Donc, Kin-Fo, plus que tout autre, grâce à son tempérament, devait envisager avec une parfaite tranquillité la pensée de mettre fin à ses jours. Il avait assuré le sort des deux êtres auxquels revenait son affection. Que pouvait-il regretter maintenant ! Rien. Le suicide ne devait pas même lui causer un remords.
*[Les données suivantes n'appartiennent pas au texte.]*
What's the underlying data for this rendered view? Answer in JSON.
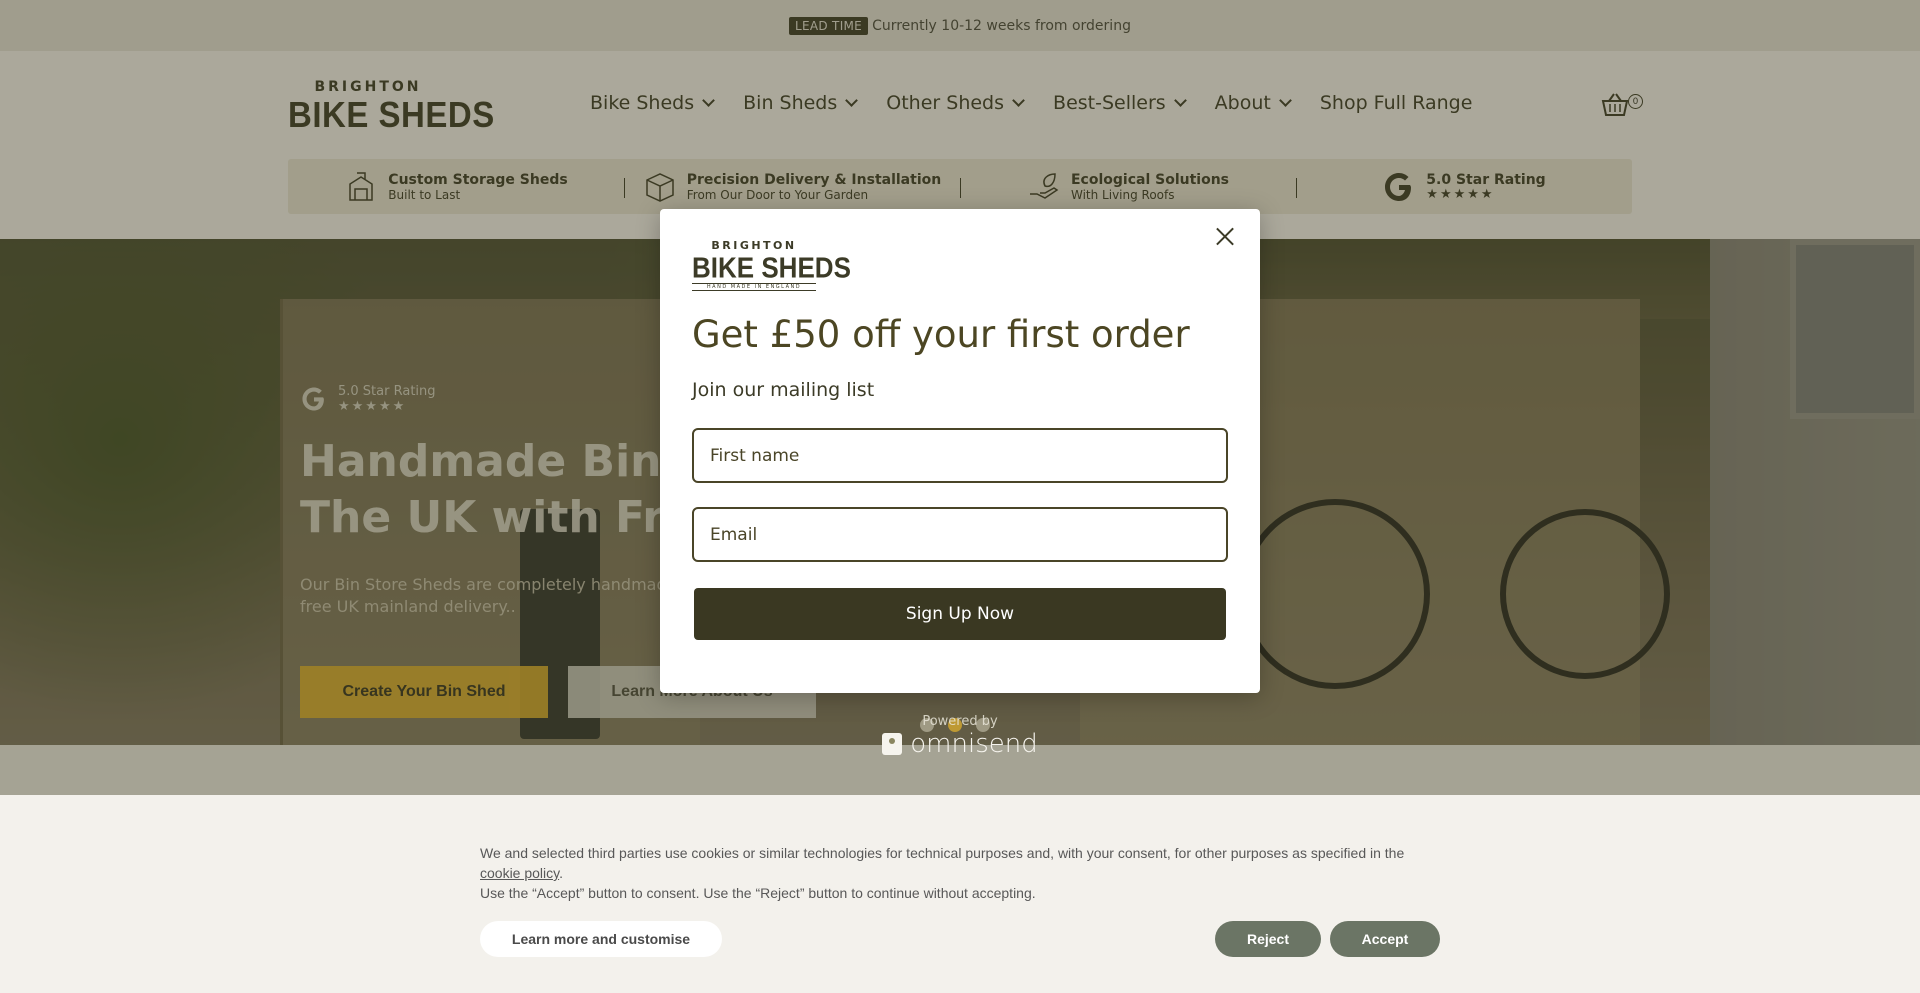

Ce qui est un crime dans les pays civilisés d’Occident, n’est plus qu’un acte légitime, pour ainsi dire, au milieu de cette civilisation bizarre de l’Asie orientale.

Le parti de Kin-Fo était donc bien pris, et aucune influence n’aurait pu le détourner de mettre son projet à exécution, pas même l’influence du philosophe Wang.

Au surplus, celui-ci ignorait absolument les desseins de son élève. Soun n’en savait pas davantage et n’avait remarqué qu’une chose, c’est que, depuis son retour, Kin-Fo se montrait plus endurant pour ses sottises quotidiennes.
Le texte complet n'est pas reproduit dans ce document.